When I write about race, I am complaining.
When I speak about race, I am angry.
When she avoids addressing the ugly truth of the Jim Crow South and lynchings and race, she’s standing up for people.
God bless the black woman educator. I am she. She is me. A black woman who has worked her ass off to be finally granted the ultimate privilege of teaching as a student (granted, under an assistantship) at a university. A black woman who is employed to enlighten young scholars of all ages, colors and hues. A black woman who has more than likely fought through the wraths of racism, sexism, hateration, micro-aggressions and everything else in between on her way to the top.
God bless the victims of police murders and other unjust, racially-charged crimes against humanity. No trigger warning could ever stop a crooked trigger.
God bless those that suffer from mental illness. I pray that you feel as comfortable as possible no matter where you are or where you happen to go. If you know me, you know my mother is a therapist and if you’re suffering, I extend my hand to you with her services. But this isn’t about mental illness.
I want to talk about masks.
I don’t like them. I want to rip them off. All of them. I want the tape affixed to the masks to pull all the little hairs off the faces of the hidden. And I want it to sting, like nothing ever felt before.
This girl. She wants the mask to stay on. She wants to marry it and live happily ever after with it, ’til death do they part. This is the same girl that felt so compelled to prove to me how “down” for black folk she is when I first met her.
“My friends told me not to move here because they’re so many black people but I thought that was awesome.”
“A lot of the time I’m the only white person in my classes but that’s fine, really.”
“Where I used to live, there were white people everywhere and I just couldn’t take the lack of diversity.”
But she doesn’t want to address the plight of the people she claims to love so much?
She’s not alone. The masks are permanently congealed to the faces of many.
To the true victims: Don’t be weary and don’t be still.
Know your history. Know your right to know your history. Black people were slaves. Black people were lynched. Black people were systematically degraded by the rule of the law. Nobody can change the past. Too many people are doing too much to undo. Fight it. Always fight it in your own way. When I fight, I write.
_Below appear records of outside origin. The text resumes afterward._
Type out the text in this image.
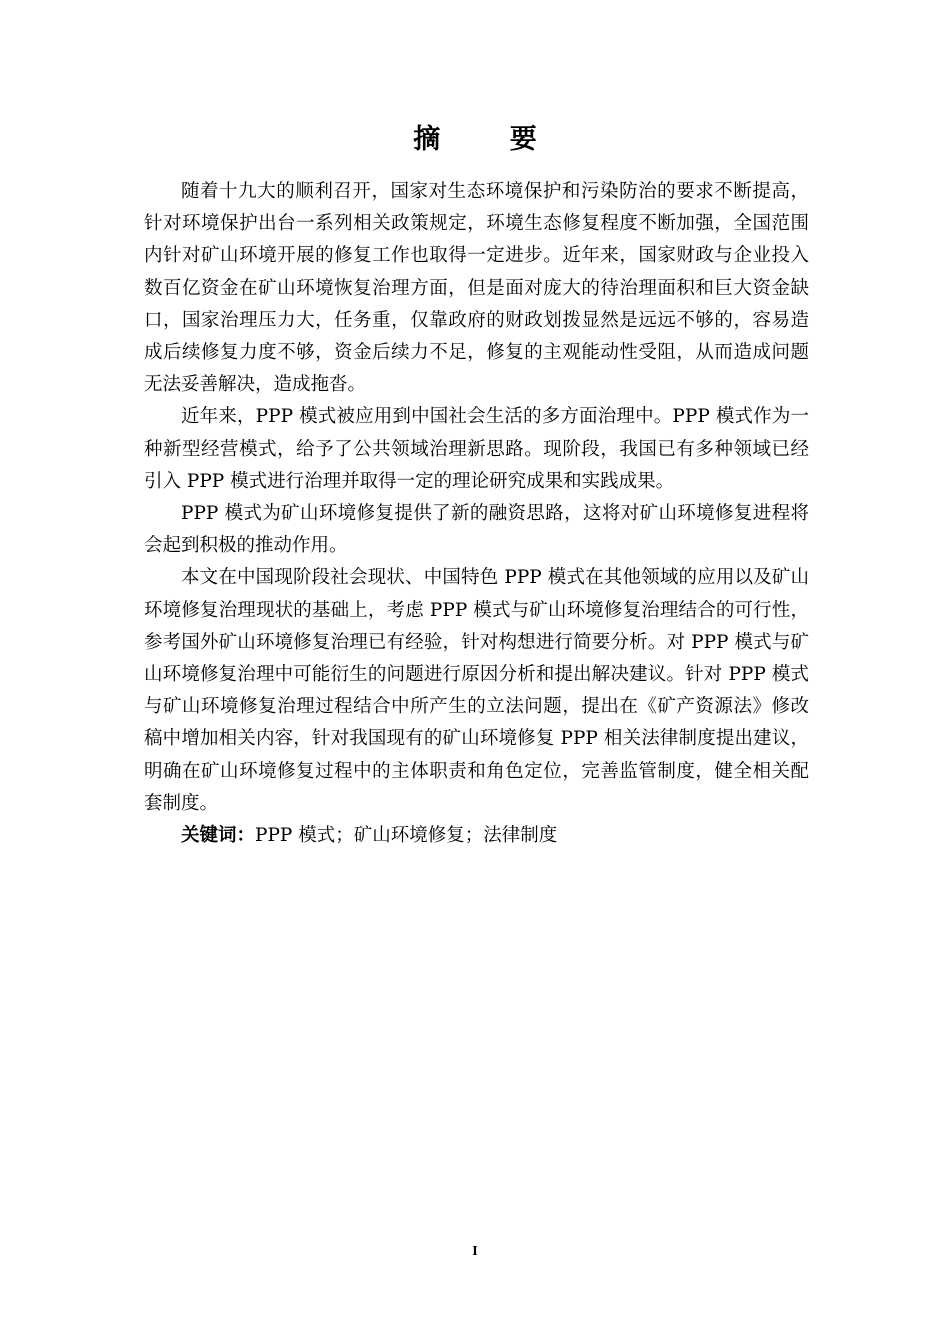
摘 要

随着十九大的顺利召开，国家对生态环境保护和污染防治的要求不断提高，针对环境保护出台一系列相关政策规定，环境生态修复程度不断加强，全国范围内针对矿山环境开展的修复工作也取得一定进步。近年来，国家财政与企业投入数百亿资金在矿山环境恢复治理方面，但是面对庞大的待治理面积和巨大资金缺口，国家治理压力大，任务重，仅靠政府的财政划拨显然是远远不够的，容易造成后续修复力度不够，资金后续力不足，修复的主观能动性受阻，从而造成问题无法妥善解决，造成拖沓。

近年来，PPP 模式被应用到中国社会生活的多方面治理中。PPP 模式作为一种新型经营模式，给予了公共领域治理新思路。现阶段，我国已有多种领域已经引入 PPP 模式进行治理并取得一定的理论研究成果和实践成果。

PPP 模式为矿山环境修复提供了新的融资思路，这将对矿山环境修复进程将会起到积极的推动作用。

本文在中国现阶段社会现状、中国特色 PPP 模式在其他领域的应用以及矿山环境修复治理现状的基础上，考虑 PPP 模式与矿山环境修复治理结合的可行性，参考国外矿山环境修复治理已有经验，针对构想进行简要分析。对 PPP 模式与矿山环境修复治理中可能衍生的问题进行原因分析和提出解决建议。针对 PPP 模式与矿山环境修复治理过程结合中所产生的立法问题，提出在《矿产资源法》修改稿中增加相关内容，针对我国现有的矿山环境修复 PPP 相关法律制度提出建议，明确在矿山环境修复过程中的主体职责和角色定位，完善监管制度，健全相关配套制度。

关键词：PPP 模式；矿山环境修复；法律制度

I
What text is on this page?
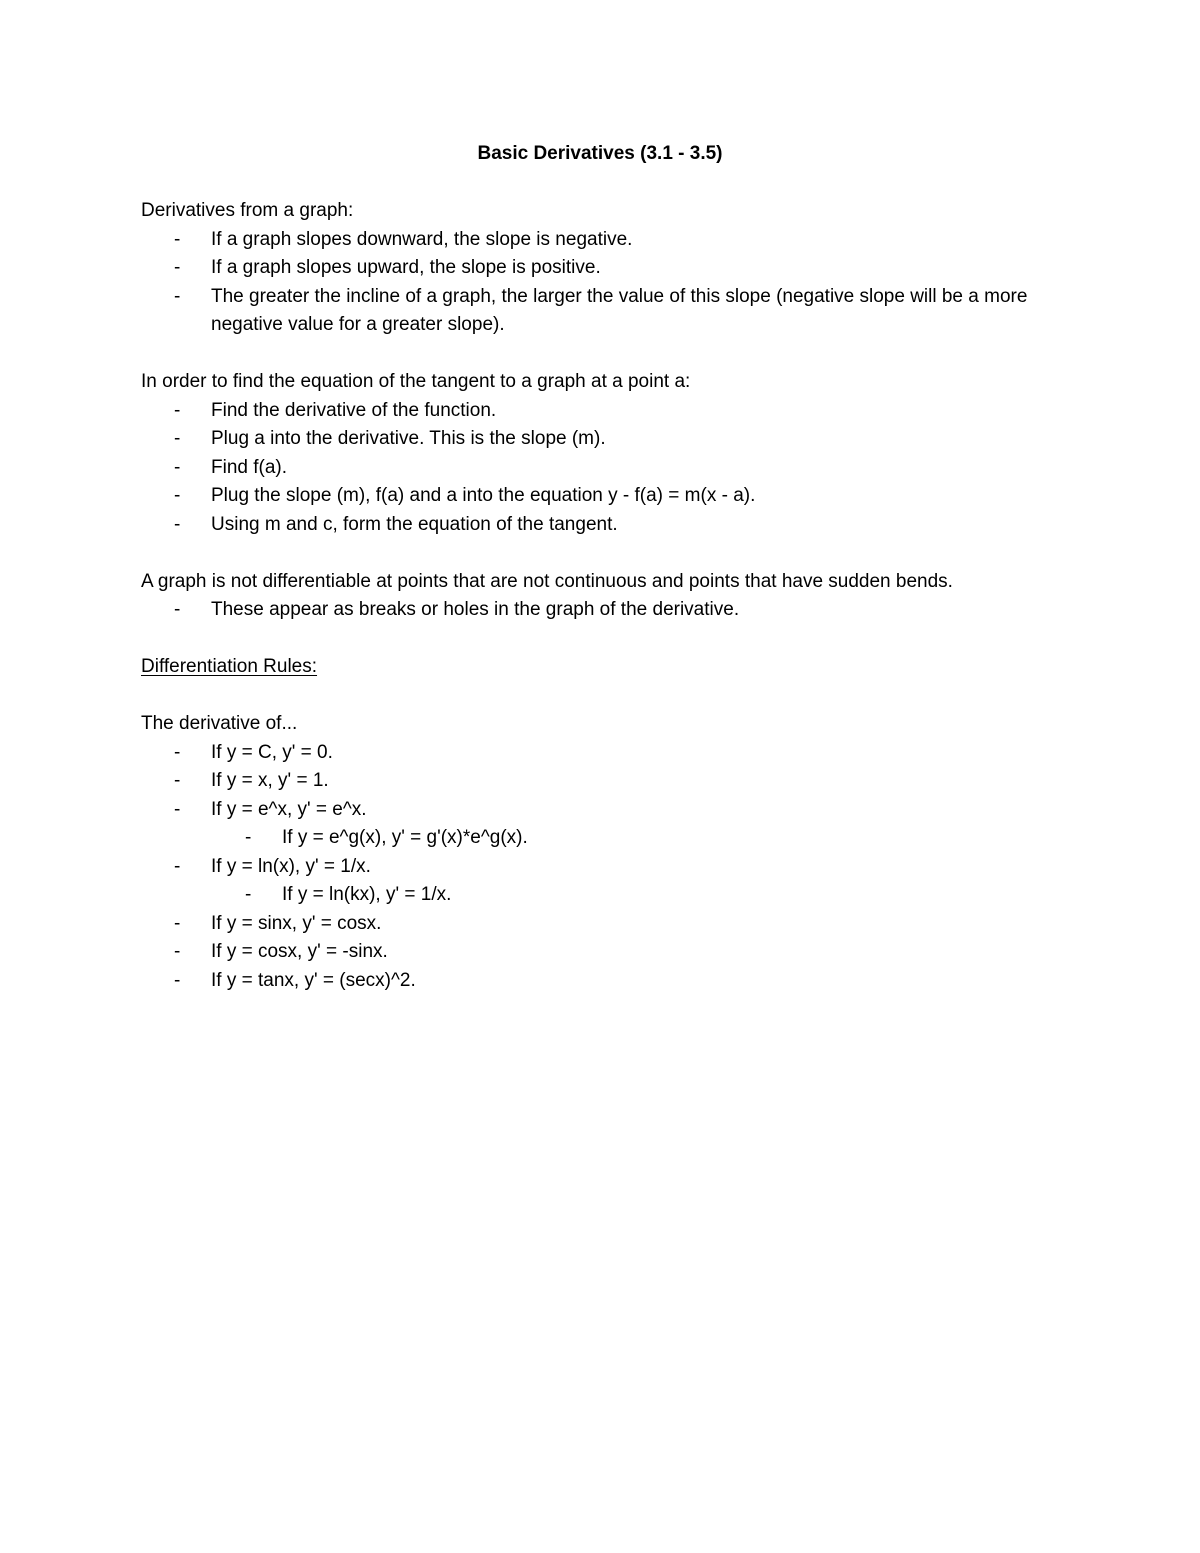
Basic Derivatives (3.1 - 3.5)

Derivatives from a graph:

- If a graph slopes downward, the slope is negative.
- If a graph slopes upward, the slope is positive.
- The greater the incline of a graph, the larger the value of this slope (negative slope will be a more negative value for a greater slope).

In order to find the equation of the tangent to a graph at a point a:

- Find the derivative of the function.
- Plug a into the derivative. This is the slope (m).
- Find f(a).
- Plug the slope (m), f(a) and a into the equation y - f(a) = m(x - a).
- Using m and c, form the equation of the tangent.

A graph is not differentiable at points that are not continuous and points that have sudden bends.

- These appear as breaks or holes in the graph of the derivative.

Differentiation Rules:

The derivative of...

- If y = C, y' = 0.
- If y = x, y' = 1.
- If y = e^x, y' = e^x.
- If y = e^g(x), y' = g'(x)*e^g(x).
- If y = ln(x), y' = 1/x.
- If y = ln(kx), y' = 1/x.
- If y = sinx, y' = cosx.
- If y = cosx, y' = -sinx.
- If y = tanx, y' = (secx)^2.
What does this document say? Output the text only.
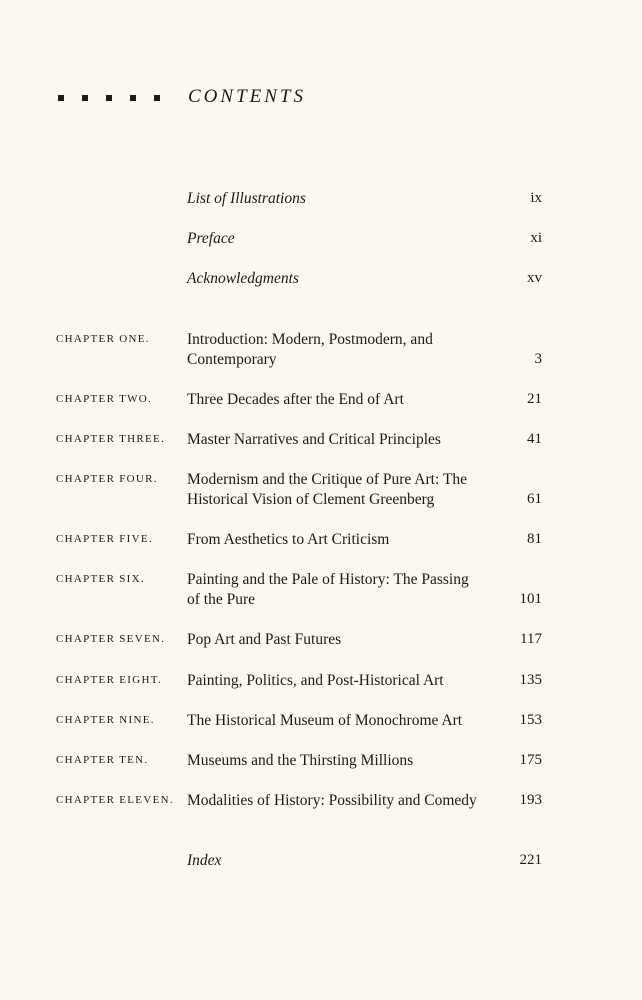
CONTENTS
List of Illustrations	ix
Preface	xi
Acknowledgments	xv
CHAPTER ONE. Introduction: Modern, Postmodern, and
Contemporary	3
CHAPTER TWO. Three Decades after the End of Art	21
CHAPTER THREE. Master Narratives and Critical Principles	41
CHAPTER FOUR. Modernism and the Critique of Pure Art: The
Historical Vision of Clement Greenberg	61
CHAPTER FIVE. From Aesthetics to Art Criticism	81
CHAPTER SIX.	Painting and the Pale of History: The Passing
of the Pure	101
CHAPTER SEVEN. Pop Art and Past Futures	117
CHAPTER EIGHT. Painting, Politics, and Post-Historical Art	135
CHAPTER NINE. The Historical Museum of Monochrome Art	153
CHAPTER TEN. Museums and the Thirsting Millions	175
CHAPTER ELEVEN. Modalities of History: Possibility and Comedy	193
Index	221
And when the past constantly taunts the present by way of the school to prison pipeline, police brutality, racial profiling, a widening achievement gap and endless covert discriminatory tactics woven into the thread of the nation, you have no choice but to face history head on. It is your duty —
when you are a victim.
We are in a space where everybody wants to play the victim, but most are far too fragile for this line of work.